Wednesday, July 19, 2023

You must like it (1974)

From the Special 300th issue of The Western Socialist


There is a funny story that once was kicked around against the socialist movement about a soap-box orator who had promised his audience that under socialism everybody would eat strawberries and cream. When an unfriendly heckler protested that he didn’t like strawberries and cream the socialist retorted that under socialism everybody would eat strawberries and cream and like it! There were, of course, two inferences in the answer that were and still are commonly held by those who have a smattering but not enough understanding of socialism and what it is all about. The first of these erroneous ideas is that socialists advocate a society in which everybody receives equal income; the second is that there is some sort of dictatorship that is to compel each and everybody to accept this equality.

The idea of equality in the consumption of goods and services is more than a little ridiculous when one goes into the matter. People have a difference in tastes, for example. 

Some of us like to go fishing and have a use for equipment and clothing that relate to that pastime. Does this mean that everybody will be forced to be consumers of fishing tackle and hip rubber boots for wading in streams? There are those who get pleasure from imbibing in beer. Does this signify that there must be enough beer produced to divide equally among the entire population — at least the entire adult population — and that those who dislike the taste of the brew will nevertheless be compelled to drink it and like it? There are countless examples that come to mind that expose the fallacy of this argument. In fact, socialists have never advocated such obviously ridiculous procedures.
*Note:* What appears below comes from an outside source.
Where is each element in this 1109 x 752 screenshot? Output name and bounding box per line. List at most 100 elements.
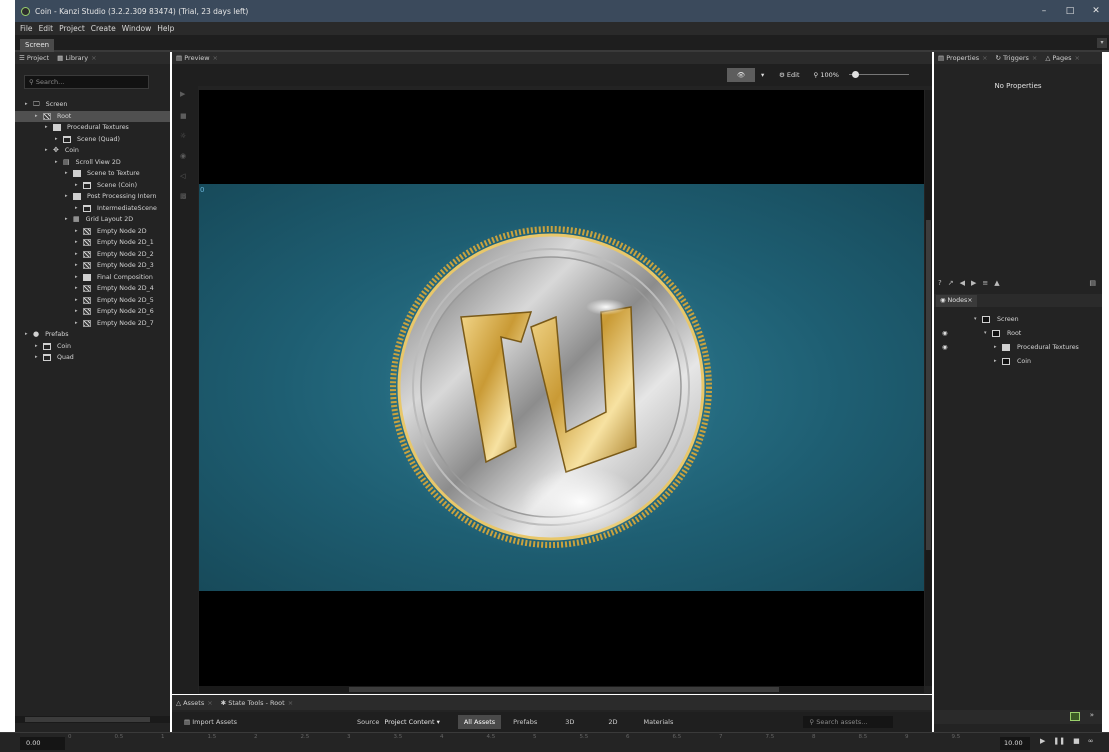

What socialists have always argued for is a society in which each man, woman and child shall have free access to all that is produced and this is an entirely different thing. This means simply that the needs and wants of society can be satisfied if production is based upon use rather than upon sale on the market with a view to profit. The only thing that stands in the way of a society based upon production for use is widespread acceptance of or widespread apathy toward private or state ownership of the means for producing goods and services. When a majority of the population understands and accepts the idea of common ownership of all wealth-producing means and instruments and the obvious advantages to all mankind of such a system this majority will certainly take speedy steps to introduce it. When that time arrives there will be, for the first time, a real choice for the voters. No longer will one be compelled to decide which person is best suited to administer an “un-social" social system. For the first time voters will be able to register their approval or disapproval of a system based upon wage labor and capital as opposed to a brand new type of life, a classless society which will make poverty and war impossible.

As for the idea that a socialist world would require some sort of dictatorial apparatus at the top — a minimum of reflection will expose its fallacy. Political power in the hands of a minority can only exist when ownership of wealth-producing property is vested in private or state hands and when scarcity of the things people need and want is the order of the day for most people. Who would possibly want to delegate power over one's very life when right of access to wealth is available? Socialism will transform governments over people into administrations of things and the very thought of being compelled to consume goods whatever one’s likes or dislikes would be unthinkable.